What to testApproachNeeds API key?
Individual toolsCall tool.call(args, ctx) directlyNo
Tool JSON pathUse ToolRegistry::execute()No
Context strategyCall should_compact() / compact() with synthetic messagesNo
GuardrailsCall guardrail.check(text)No
Single-turn agentMock provider + AgentLoop::run()No
Multi-turn agentMock provider with queued responsesNo
Provider HTTP mappingwiremock + real providerNo
End-to-end integrationReal provider + real toolsYes

Tips

  • Use ..Default::default() on CompletionRequest, TokenUsage, and ToolContext to avoid breaking tests when new fields are added.
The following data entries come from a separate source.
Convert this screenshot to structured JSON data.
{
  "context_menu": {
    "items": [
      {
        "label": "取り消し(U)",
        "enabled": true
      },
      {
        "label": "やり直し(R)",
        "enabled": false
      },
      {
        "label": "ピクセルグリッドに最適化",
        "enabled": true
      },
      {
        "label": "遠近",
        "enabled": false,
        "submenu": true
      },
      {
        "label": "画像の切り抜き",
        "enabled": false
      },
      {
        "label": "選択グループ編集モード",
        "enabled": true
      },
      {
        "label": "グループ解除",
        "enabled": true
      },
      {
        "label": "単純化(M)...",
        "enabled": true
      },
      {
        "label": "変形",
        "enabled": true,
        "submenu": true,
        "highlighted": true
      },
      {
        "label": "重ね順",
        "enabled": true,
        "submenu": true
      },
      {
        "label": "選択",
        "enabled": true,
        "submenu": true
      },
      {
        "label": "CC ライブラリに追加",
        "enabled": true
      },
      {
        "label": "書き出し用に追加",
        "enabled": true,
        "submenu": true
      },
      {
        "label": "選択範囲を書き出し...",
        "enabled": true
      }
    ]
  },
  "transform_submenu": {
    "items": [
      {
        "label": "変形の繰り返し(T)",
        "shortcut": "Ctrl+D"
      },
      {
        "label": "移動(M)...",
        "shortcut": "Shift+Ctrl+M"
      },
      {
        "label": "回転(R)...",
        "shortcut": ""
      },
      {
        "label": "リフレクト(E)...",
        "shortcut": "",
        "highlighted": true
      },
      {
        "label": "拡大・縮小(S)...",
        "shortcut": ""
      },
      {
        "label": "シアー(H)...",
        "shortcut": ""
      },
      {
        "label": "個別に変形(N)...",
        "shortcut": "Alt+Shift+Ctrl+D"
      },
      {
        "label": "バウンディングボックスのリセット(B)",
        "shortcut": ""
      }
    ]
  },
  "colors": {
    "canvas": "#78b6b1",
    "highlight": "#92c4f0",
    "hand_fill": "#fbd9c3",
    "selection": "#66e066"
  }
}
  • Keep mock providers simple: Mutex<Vec<CompletionResponse>> covers most patterns.
  • Test ToolError::ModelRetry by returning it from a mock tool – verify the loop converts it to an error tool result and the model gets another chance.
  • Use StopReason::EndTurn for final responses and StopReason::ToolUse for tool-calling turns in your mock data.